Six of its instruments will measure particles and fields, mapping out the interaction of the atmosphere with electrically charged particles from the sun and the impact of solar radiation. Two other instruments will carry out remote sensing and chemical analysis of particles in the red planet's atmosphere.

"We want to understand the driving forces, that is, the energy that comes in from the sun, from the solar wind and how the upper atmosphere responds and how the response leads to the escape of gas out the top," Jakosky said. "Even though the processes we're interested in operated billions of years ago, looking today we can understand the processes and how they operated and extrapolate backward in time."

MAVEN will join three other operational satellites currently circling the fourth planet: NASA's Mars Odyssey, launched in 2001; the European Space Agency's Mars Express, launched in 2003, and NASA's Mars Reconnaissance Orbiter, launched in 2005.

In addition, India's Mars Orbiter Mission, or MOM, is expected to brake into orbit Wednesday.

NASA also operates two rovers on the surface, the Mars Exploration Rover Opportunity, launched in 2003, and the nuclear-powered Mars Science Laboratory, or Curiosity, launched in 2011. Both rovers use Odyssey and MRO to relay science data back to Earth and to receive commands from flight controllers. MAVEN is equipped with similar relay gear and will serve as a backup for use as needed.

The over-arching goal of NASA's Mars exploration strategy is to characterize the past and present habitability of the planet, to look for signs of the organic compounds that are necessary for life as it is known on Earth and, eventually, to figure out whether life ever evolved on the fourth planet from the sun.

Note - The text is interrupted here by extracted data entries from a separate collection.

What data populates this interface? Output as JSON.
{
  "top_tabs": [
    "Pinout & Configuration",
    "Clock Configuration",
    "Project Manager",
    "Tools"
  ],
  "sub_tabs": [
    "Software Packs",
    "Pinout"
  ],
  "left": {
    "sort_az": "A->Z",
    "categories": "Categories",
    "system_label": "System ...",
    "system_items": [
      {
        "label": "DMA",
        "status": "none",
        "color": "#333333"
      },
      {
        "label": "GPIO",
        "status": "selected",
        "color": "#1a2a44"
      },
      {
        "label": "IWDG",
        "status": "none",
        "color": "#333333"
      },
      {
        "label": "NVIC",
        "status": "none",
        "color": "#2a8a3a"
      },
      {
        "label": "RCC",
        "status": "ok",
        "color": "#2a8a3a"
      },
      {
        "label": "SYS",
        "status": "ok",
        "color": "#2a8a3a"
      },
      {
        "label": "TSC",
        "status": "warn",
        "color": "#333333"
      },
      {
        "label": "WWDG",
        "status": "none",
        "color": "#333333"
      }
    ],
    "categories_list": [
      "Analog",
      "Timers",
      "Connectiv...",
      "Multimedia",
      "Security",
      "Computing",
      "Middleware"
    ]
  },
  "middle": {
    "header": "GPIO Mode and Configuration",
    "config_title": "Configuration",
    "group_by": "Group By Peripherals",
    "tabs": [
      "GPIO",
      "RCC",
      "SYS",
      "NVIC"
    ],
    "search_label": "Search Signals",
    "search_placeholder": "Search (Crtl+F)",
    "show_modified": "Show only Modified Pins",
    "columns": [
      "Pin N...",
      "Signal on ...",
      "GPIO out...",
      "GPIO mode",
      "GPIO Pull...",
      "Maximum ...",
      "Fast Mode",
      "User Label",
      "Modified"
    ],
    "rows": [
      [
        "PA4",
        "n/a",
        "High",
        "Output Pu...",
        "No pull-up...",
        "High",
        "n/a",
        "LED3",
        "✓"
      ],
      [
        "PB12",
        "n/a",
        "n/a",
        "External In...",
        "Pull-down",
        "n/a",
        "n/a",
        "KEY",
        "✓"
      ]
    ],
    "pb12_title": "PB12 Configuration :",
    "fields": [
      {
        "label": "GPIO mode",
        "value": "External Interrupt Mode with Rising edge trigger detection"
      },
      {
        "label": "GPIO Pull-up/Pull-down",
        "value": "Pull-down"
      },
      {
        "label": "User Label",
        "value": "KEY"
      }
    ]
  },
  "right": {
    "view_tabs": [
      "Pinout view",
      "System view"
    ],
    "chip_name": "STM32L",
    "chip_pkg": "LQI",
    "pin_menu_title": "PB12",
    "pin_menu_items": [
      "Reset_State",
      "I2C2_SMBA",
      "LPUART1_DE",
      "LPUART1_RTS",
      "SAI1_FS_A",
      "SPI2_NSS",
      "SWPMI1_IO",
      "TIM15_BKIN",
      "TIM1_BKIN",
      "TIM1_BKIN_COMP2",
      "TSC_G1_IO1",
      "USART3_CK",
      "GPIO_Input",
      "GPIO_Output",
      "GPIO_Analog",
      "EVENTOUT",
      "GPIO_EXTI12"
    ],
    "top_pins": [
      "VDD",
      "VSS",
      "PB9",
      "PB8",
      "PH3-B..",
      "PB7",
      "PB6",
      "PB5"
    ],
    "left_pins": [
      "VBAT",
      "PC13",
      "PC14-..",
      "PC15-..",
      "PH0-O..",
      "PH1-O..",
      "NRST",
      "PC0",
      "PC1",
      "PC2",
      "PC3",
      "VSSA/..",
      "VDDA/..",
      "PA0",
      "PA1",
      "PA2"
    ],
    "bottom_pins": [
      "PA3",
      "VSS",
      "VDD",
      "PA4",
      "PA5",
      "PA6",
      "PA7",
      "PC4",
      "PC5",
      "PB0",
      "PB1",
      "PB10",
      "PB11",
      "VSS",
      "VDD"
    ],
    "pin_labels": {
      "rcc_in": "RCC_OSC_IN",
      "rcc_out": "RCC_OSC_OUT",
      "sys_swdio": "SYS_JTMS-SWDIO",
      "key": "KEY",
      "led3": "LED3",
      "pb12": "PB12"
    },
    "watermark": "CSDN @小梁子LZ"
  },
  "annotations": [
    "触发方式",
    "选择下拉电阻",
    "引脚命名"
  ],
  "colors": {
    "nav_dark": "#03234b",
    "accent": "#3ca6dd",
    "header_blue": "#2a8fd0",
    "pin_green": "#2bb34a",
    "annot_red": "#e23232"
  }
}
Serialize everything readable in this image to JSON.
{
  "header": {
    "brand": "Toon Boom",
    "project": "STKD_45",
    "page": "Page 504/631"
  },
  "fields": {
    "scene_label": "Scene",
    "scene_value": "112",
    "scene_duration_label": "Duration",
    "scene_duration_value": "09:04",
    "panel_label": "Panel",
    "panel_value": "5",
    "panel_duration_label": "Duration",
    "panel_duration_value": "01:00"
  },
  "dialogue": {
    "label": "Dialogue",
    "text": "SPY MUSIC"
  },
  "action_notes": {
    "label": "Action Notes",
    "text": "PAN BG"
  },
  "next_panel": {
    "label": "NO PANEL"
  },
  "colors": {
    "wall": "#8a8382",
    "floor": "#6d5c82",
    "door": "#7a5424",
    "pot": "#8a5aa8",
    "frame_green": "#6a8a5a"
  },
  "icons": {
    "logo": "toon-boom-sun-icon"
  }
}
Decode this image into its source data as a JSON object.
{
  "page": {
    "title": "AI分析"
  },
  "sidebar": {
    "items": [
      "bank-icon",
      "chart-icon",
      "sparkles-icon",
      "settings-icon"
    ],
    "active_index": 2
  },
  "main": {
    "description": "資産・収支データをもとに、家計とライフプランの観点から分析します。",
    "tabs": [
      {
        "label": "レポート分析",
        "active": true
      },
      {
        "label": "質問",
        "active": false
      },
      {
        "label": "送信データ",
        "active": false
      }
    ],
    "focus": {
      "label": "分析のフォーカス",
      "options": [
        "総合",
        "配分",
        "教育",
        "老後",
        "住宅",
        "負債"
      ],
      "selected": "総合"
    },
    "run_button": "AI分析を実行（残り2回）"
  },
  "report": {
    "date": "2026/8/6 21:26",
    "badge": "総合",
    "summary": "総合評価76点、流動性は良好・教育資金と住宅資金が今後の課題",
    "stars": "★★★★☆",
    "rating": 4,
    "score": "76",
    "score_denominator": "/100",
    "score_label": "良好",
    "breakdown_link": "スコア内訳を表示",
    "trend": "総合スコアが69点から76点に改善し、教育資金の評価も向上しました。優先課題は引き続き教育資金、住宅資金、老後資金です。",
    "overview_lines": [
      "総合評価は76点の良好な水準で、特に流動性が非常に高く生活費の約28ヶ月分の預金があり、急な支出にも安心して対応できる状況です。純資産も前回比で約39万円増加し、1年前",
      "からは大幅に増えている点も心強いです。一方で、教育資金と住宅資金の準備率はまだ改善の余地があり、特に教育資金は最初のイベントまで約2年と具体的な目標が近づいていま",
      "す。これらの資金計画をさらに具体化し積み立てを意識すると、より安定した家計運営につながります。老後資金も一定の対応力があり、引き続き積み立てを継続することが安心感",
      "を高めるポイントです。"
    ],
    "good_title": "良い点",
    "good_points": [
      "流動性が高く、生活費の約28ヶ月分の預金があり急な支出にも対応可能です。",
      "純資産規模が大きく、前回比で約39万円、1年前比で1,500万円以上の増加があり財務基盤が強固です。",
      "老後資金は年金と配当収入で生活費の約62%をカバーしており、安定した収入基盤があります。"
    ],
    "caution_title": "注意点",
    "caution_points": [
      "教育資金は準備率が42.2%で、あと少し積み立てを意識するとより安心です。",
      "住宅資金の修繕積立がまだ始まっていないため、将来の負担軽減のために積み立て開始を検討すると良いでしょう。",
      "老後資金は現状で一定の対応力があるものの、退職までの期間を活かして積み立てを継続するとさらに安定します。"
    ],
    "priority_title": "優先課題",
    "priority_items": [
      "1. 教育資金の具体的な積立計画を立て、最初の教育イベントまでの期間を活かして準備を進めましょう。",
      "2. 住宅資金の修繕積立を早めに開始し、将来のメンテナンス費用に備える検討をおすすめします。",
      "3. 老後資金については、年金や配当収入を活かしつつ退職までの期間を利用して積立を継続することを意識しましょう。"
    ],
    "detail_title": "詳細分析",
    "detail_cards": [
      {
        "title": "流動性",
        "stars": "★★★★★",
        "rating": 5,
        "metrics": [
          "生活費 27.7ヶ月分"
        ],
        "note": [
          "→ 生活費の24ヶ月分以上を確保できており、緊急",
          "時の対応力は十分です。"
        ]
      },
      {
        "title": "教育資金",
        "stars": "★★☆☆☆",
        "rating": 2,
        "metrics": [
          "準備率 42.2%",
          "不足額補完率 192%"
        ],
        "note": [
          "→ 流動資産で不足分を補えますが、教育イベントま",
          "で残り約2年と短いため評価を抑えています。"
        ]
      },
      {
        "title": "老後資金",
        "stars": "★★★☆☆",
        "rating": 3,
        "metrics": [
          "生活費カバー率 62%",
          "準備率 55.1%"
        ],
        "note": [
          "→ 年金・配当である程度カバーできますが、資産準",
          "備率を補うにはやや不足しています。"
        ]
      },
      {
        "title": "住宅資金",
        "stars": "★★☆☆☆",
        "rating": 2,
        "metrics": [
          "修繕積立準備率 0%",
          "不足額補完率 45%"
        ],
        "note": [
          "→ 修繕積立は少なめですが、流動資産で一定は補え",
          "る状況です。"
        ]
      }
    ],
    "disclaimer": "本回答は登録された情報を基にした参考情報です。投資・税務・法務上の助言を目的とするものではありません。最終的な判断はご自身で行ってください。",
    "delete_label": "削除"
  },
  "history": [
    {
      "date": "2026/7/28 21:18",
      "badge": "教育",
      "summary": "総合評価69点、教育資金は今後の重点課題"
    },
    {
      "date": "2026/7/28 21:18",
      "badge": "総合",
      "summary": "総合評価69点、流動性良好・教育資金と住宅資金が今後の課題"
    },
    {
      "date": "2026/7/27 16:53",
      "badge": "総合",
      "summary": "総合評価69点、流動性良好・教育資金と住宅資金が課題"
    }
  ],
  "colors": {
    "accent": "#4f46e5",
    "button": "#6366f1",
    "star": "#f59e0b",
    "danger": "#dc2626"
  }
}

"Life by itself is not easy to identify, it's not easy to understand," said Jakosky. "And we're trying to understand the context in which life might have existed. Any life on Mars interacts with its planetary environment, we need to know what that environment is and how it's evolved over time.

"MAVEN is about looking at the history of the atmosphere in order to understand the history of that environment. So it's really telling us the boundary conditions around the potential for life. By understanding the processes by which the atmosphere changed, we're learning about the history of the habitability of Mars. And by looking at Mars relative to Earth and Venus, we're learning about the nature of planets and the history of atmospheres in general."